Perbedaan asal buah manggis kemungkinan akan memberikan hasil uji yang berbeda pula. Hal ini disebabkan oleh keadaan geografis tanaman dari masing-masing
daerah sehingga kadar senyawa aktif yang terkandung, yaitu saponin, tanin, flavonoid dan alkaloid dalam kedua tanaman tidak sama antara satu dengan yang lain. Manggis
yang digunakan pada penelitian Torrungruang et al berasal dari Bangkok, Thailand sedangkan manggis pada penelitian ini berasal dari Medan, Indonesia.
20
Torrungruang et al menggunakan pelarut etil asetat sedangkan dalam penelitian ini menggunakan etanol 70. Dalam proses ekstraksi, hal utama yang
harus diperhatikan adalah pemilihan pelarut yang akan digunakan dalam proses ekstraksi. Khopkar 1990 dan Yunita 2004 menyatakan bahwa prinsip yang
mendasari pemilihan pelarut pada proses ekstraksi adalah kaidah “like dissolve like” yaitu pelarut polar akan melarutkan senyawa polar, demikian juga sebaliknya pelarut
non-polar akan melarutkan senyawa non-polar dan pelarut organik akan melarutkan senyawa organik. Kandungan senyawa aktif dalam kulit buah manggis adalah
golongan fenol yang merupakan senyawa polar. Pelarut yang digunakan pada penelitian ini adalah etanol 70 yang merupakan senyawa polar sehingga dapat
menyari senyawa-senyawa aktif yang ada pada ekstrak kulit buah manggis. Sedangkan penelitian yang dilakukan oleh Torrungruang et al menggunakan pelarut
etil asetat yang merupakan senyawa non polar yang lebih baik untuk mengekstrak senyawa-senyawa yang sama sekali tidak larut dalam pelarut polar sehingga diduga
zat-zat aktif dalam ekstrak kulit buah manggis pada penelitian Torrungruang et al tidak tertarik secara sempurna.
17,35,38
Berdasarkan uraian di atas, hasil penelitian secara in vitro ini membuktikan bahwa hipotesis penelitian ini diterima yaitu ada efek antibakteri ekstrak etanol kulit
buah manggis terhadap Enterococcus faecalis dengan konsentrasi minimal yang dapat membunuh bakteri 3,125 meskipun tidak dapat diuji secara statistik karena
disebabkan hasil yang diperoleh adalah 0. Oleh karena itu, perlu dilakukan penelitian secara in vivo sebagai lanjutan penelitian ini sehingga bahan ini dapat digunakan
sebagai alternatif bahan medikamen saluran akar secara klinis.

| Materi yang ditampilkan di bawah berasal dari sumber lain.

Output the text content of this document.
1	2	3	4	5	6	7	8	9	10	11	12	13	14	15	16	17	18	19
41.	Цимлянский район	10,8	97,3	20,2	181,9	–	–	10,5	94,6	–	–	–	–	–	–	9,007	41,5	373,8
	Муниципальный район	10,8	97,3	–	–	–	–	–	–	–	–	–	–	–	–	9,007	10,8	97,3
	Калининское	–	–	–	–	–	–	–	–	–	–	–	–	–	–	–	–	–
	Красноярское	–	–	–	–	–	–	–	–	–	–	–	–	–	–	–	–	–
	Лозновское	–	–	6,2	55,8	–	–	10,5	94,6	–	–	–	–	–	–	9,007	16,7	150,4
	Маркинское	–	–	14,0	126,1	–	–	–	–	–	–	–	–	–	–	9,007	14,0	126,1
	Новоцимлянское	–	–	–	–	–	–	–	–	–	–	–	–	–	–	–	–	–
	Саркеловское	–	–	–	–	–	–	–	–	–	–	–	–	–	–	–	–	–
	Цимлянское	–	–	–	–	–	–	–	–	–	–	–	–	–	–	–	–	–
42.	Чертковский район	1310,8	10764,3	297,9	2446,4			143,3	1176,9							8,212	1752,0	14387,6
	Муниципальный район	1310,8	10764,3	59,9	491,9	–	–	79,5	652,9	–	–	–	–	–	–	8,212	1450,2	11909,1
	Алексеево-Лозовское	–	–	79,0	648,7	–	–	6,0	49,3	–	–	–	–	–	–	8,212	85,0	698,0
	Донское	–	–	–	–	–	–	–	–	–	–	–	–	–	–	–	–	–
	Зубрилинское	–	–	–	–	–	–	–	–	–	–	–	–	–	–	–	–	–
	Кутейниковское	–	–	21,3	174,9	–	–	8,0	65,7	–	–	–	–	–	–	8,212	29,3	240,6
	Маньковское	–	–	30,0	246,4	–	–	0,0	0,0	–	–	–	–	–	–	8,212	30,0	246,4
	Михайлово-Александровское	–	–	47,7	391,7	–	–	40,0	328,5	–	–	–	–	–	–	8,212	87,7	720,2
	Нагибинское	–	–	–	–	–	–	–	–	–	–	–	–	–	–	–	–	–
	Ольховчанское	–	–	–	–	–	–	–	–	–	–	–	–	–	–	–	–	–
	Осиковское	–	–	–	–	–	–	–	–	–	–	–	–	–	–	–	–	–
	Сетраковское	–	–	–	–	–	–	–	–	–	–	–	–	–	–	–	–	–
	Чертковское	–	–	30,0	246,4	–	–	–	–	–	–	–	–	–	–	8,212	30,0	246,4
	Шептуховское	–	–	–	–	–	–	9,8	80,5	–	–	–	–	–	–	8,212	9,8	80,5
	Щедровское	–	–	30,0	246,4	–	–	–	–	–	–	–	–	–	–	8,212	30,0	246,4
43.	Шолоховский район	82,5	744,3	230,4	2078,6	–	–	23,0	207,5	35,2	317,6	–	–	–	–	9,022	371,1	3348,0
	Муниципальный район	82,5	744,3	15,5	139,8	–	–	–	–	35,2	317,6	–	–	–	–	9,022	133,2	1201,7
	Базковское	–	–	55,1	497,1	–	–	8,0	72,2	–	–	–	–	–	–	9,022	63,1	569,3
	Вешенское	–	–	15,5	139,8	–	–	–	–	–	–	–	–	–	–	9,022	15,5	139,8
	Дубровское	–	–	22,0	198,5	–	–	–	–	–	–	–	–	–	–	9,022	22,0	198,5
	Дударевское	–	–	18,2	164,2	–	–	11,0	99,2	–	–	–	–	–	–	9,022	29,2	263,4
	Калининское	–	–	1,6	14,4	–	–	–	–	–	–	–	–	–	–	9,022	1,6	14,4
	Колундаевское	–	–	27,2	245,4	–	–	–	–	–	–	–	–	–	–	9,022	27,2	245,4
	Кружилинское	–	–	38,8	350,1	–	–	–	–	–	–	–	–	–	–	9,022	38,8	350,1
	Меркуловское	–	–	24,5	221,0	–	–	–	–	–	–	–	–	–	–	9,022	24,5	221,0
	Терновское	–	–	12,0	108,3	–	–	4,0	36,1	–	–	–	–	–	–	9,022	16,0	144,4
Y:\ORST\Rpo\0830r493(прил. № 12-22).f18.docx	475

Adapun kekurangan dari peneliti yaitu penggunaan pelarut etanol 70 yang merupakan pelarut teknis
dimana bukan pelarut etanol 70 yang murni dan juga kesalahan peneliti dalam menentukan konsentrasi dengan rentang yang terlalu tinggi pada penelitian ini
sehingga nilai KHM dan KBM belum dapat diketahui.